Best home for cash?
|Saving | Savings Accounts
Asked by HUGHES, submitted
30 June 2011.
Can you please give me some advice on the best place to deposit some cash which I will receive as part of a lump sum payment. I would like to spread the amount over a few providers. The total amount is circa £90,000.
I would also consider part of this sum for a low risk investment - any ideas would also be helpful.
Answered by Justin on 07 July 2011
In the current climate, low risk means cash - so I'd focus on a selection of 'best buy' savings accounts.

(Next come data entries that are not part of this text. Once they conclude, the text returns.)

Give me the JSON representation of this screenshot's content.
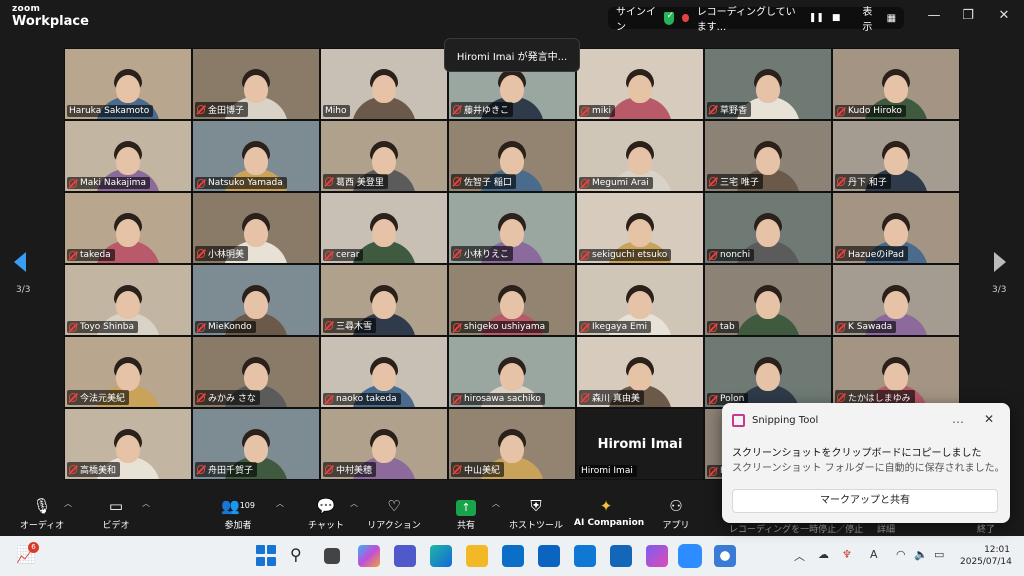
{
  "app": {
    "logo_top": "zoom",
    "logo_bottom": "Workplace"
  },
  "status": {
    "signin": "サインイン",
    "recording": "レコーディングしています...",
    "view": "表示"
  },
  "speaking": "Hiromi Imai が発言中...",
  "page_indicator": "3/3",
  "participants": [
    {
      "name": "Haruka Sakamoto",
      "muted": false
    },
    {
      "name": "金田博子",
      "muted": true
    },
    {
      "name": "Miho",
      "muted": false
    },
    {
      "name": "藤井ゆきこ",
      "muted": true
    },
    {
      "name": "miki",
      "muted": true
    },
    {
      "name": "草野香",
      "muted": true
    },
    {
      "name": "Kudo Hiroko",
      "muted": true
    },
    {
      "name": "Maki Nakajima",
      "muted": true
    },
    {
      "name": "Natsuko Yamada",
      "muted": true
    },
    {
      "name": "葛西 美登里",
      "muted": true
    },
    {
      "name": "佐智子 稲口",
      "muted": true
    },
    {
      "name": "Megumi  Arai",
      "muted": true
    },
    {
      "name": "三宅 唯子",
      "muted": true
    },
    {
      "name": "丹下 和子",
      "muted": true
    },
    {
      "name": "takeda",
      "muted": true
    },
    {
      "name": "小林明美",
      "muted": true
    },
    {
      "name": "cerar",
      "muted": true
    },
    {
      "name": "小林りえこ",
      "muted": true
    },
    {
      "name": "sekiguchi etsuko",
      "muted": true
    },
    {
      "name": "nonchi",
      "muted": true
    },
    {
      "name": "HazueのiPad",
      "muted": true
    },
    {
      "name": "Toyo Shinba",
      "muted": true
    },
    {
      "name": "MieKondo",
      "muted": true
    },
    {
      "name": "三尋木雪",
      "muted": true
    },
    {
      "name": "shigeko ushiyama",
      "muted": true
    },
    {
      "name": "Ikegaya Emi",
      "muted": true
    },
    {
      "name": "tab",
      "muted": true
    },
    {
      "name": "K Sawada",
      "muted": true
    },
    {
      "name": "今法元美紀",
      "muted": true
    },
    {
      "name": "みかみ さな",
      "muted": true
    },
    {
      "name": "naoko takeda",
      "muted": true
    },
    {
      "name": "hirosawa sachiko",
      "muted": true
    },
    {
      "name": "森川 真由美",
      "muted": true
    },
    {
      "name": "Polon",
      "muted": true
    },
    {
      "name": "たかはしまゆみ",
      "muted": true
    },
    {
      "name": "高橋美和",
      "muted": true
    },
    {
      "name": "舟田千賀子",
      "muted": true
    },
    {
      "name": "中村美穂",
      "muted": true
    },
    {
      "name": "中山美紀",
      "muted": true
    },
    {
      "name": "Hiromi Imai",
      "muted": false,
      "video_off": true,
      "display": "Hiromi Imai"
    },
    {
      "name": "Hi",
      "muted": true
    },
    {
      "name": "",
      "muted": false
    }
  ],
  "toolbar": {
    "audio": "オーディオ",
    "video": "ビデオ",
    "participants": "参加者",
    "participants_count": "109",
    "chat": "チャット",
    "reactions": "リアクション",
    "share": "共有",
    "host_tools": "ホストツール",
    "ai_companion": "AI Companion",
    "apps": "アプリ",
    "recording_ctl": "レコーディングを一時停止／停止",
    "details": "詳細",
    "end": "終了"
  },
  "toast": {
    "app": "Snipping Tool",
    "headline": "スクリーンショットをクリップボードにコピーしました",
    "body": "スクリーンショット フォルダーに自動的に保存されました。",
    "button": "マークアップと共有",
    "more": "…",
    "close": "✕"
  },
  "taskbar": {
    "time": "12:01",
    "date": "2025/07/14",
    "notification_count": "6",
    "ime": "A"
  },
  "colors": {
    "accent_blue": "#3a9cf3",
    "share_green": "#19a34a",
    "mute_red": "#e0443e"
  }
}
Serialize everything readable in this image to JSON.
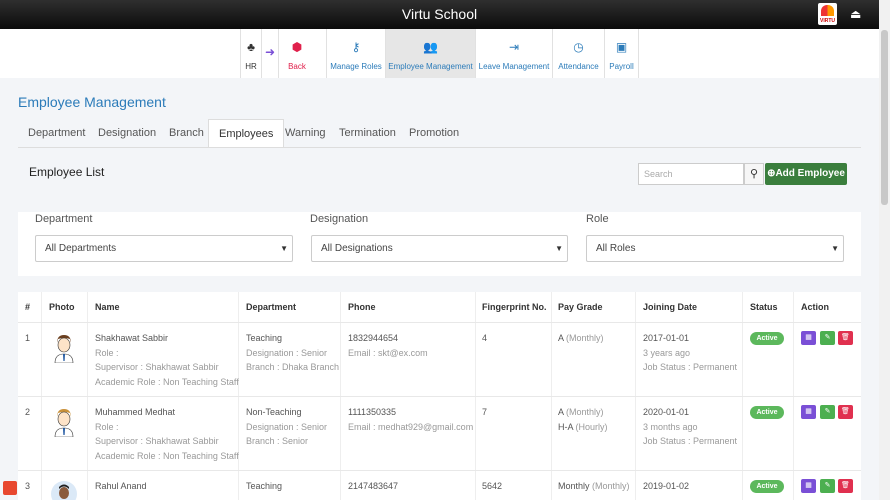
{
  "app": {
    "title": "Virtu School",
    "logo_text": "VIRTU"
  },
  "modules": {
    "hr": "HR",
    "back": "Back",
    "items": [
      "Manage Roles",
      "Employee Management",
      "Leave Management",
      "Attendance",
      "Payroll"
    ],
    "active": "Employee Management"
  },
  "page": {
    "title": "Employee Management"
  },
  "tabs": [
    "Department",
    "Designation",
    "Branch",
    "Employees",
    "Warning",
    "Termination",
    "Promotion"
  ],
  "active_tab": "Employees",
  "list": {
    "title": "Employee List",
    "search_placeholder": "Search",
    "add_label": "Add Employee"
  },
  "filters": [
    {
      "label": "Department",
      "value": "All Departments"
    },
    {
      "label": "Designation",
      "value": "All Designations"
    },
    {
      "label": "Role",
      "value": "All Roles"
    }
  ],
  "table": {
    "headers": [
      "#",
      "Photo",
      "Name",
      "Department",
      "Phone",
      "Fingerprint No.",
      "Pay Grade",
      "Joining Date",
      "Status",
      "Action"
    ],
    "rows": [
      {
        "num": "1",
        "name": "Shakhawat Sabbir",
        "role": "Role :",
        "supervisor": "Supervisor : Shakhawat Sabbir",
        "academic_role": "Academic Role : Non Teaching Staff",
        "department": "Teaching",
        "designation": "Designation : Senior",
        "branch": "Branch : Dhaka Branch",
        "phone": "1832944654",
        "email": "Email : skt@ex.com",
        "fingerprint": "4",
        "pay_grade_1": "A",
        "pay_grade_1_type": "(Monthly)",
        "pay_grade_2": "",
        "pay_grade_2_type": "",
        "joining_date": "2017-01-01",
        "duration": "3 years ago",
        "job_status": "Job Status : Permanent",
        "status": "Active"
      },
      {
        "num": "2",
        "name": "Muhammed Medhat",
        "role": "Role :",
        "supervisor": "Supervisor : Shakhawat Sabbir",
        "academic_role": "Academic Role : Non Teaching Staff",
        "department": "Non-Teaching",
        "designation": "Designation : Senior",
        "branch": "Branch : Senior",
        "phone": "1111350335",
        "email": "Email : medhat929@gmail.com",
        "fingerprint": "7",
        "pay_grade_1": "A",
        "pay_grade_1_type": "(Monthly)",
        "pay_grade_2": "H-A",
        "pay_grade_2_type": "(Hourly)",
        "joining_date": "2020-01-01",
        "duration": "3 months ago",
        "job_status": "Job Status : Permanent",
        "status": "Active"
      },
      {
        "num": "3",
        "name": "Rahul Anand",
        "department": "Teaching",
        "phone": "2147483647",
        "fingerprint": "5642",
        "pay_grade_1": "Monthly",
        "pay_grade_1_type": "(Monthly)",
        "joining_date": "2019-01-02",
        "status": "Active"
      }
    ]
  }
}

You can use websites like moneyfacts to view the latest rates on offer, but at the time of writing the following accounts look pretty competitive (all rates shown before tax):
Coventry BS Poppy Online Saver - 3.10%
Nationwide MySave Online Plus - 3.05%
Birmingham Midshires e-save 2 - 2.78%
Cash ISAs look even more appealing thanks to interest being tax-free and generally higher rates. You can save up to £5,340 within a cash ISA this tax (runs until 5 April 2012). Current best buys include:
AA Instant Access ISA - 3.35%
Santander Flexible ISA 3 - 3.30%
The trouble with the above accounts are that rates are variable and often include a temporary bonus for the first year or so. This is fine provided you make a note to shop around for better deals when rates start to decline and become less competitive, but many people don't which is why banks and building societies continue to operate this sharp practice.
If you don't mind tying money up for a year or more then the best fixed rates look quite appealing if you believe the Bank of England will keep its base rate low for quite a while yet (I do). Rates on offer include:
Yorkshire BS - 3.50% fixed for 1 year
Kent Reliance BS - 5.00% fixed for 5 years
Another option is NS&I Index-Linked Certificates, which provide a tax-free return linked to inflation for investments of up to £15,000. Good news if inflation remains high, less so if it declines or even becomes negative ('deflation'). The certificates run for a 5 year term, but the penalty for withdrawing anytime after the first year is not excessive. Rather than cover in depth here, take a look at my recent article covering the latest issue of these certificates.
While you could also consider fixed interest investments such as gilts and corporate bonds, current yields don't look that appealing versus cash and I can't see that much scope for capital growth either, hence I'd be inclined to stick for cash forthe moment in your position. Not very exciting, but better than losing money shorter term.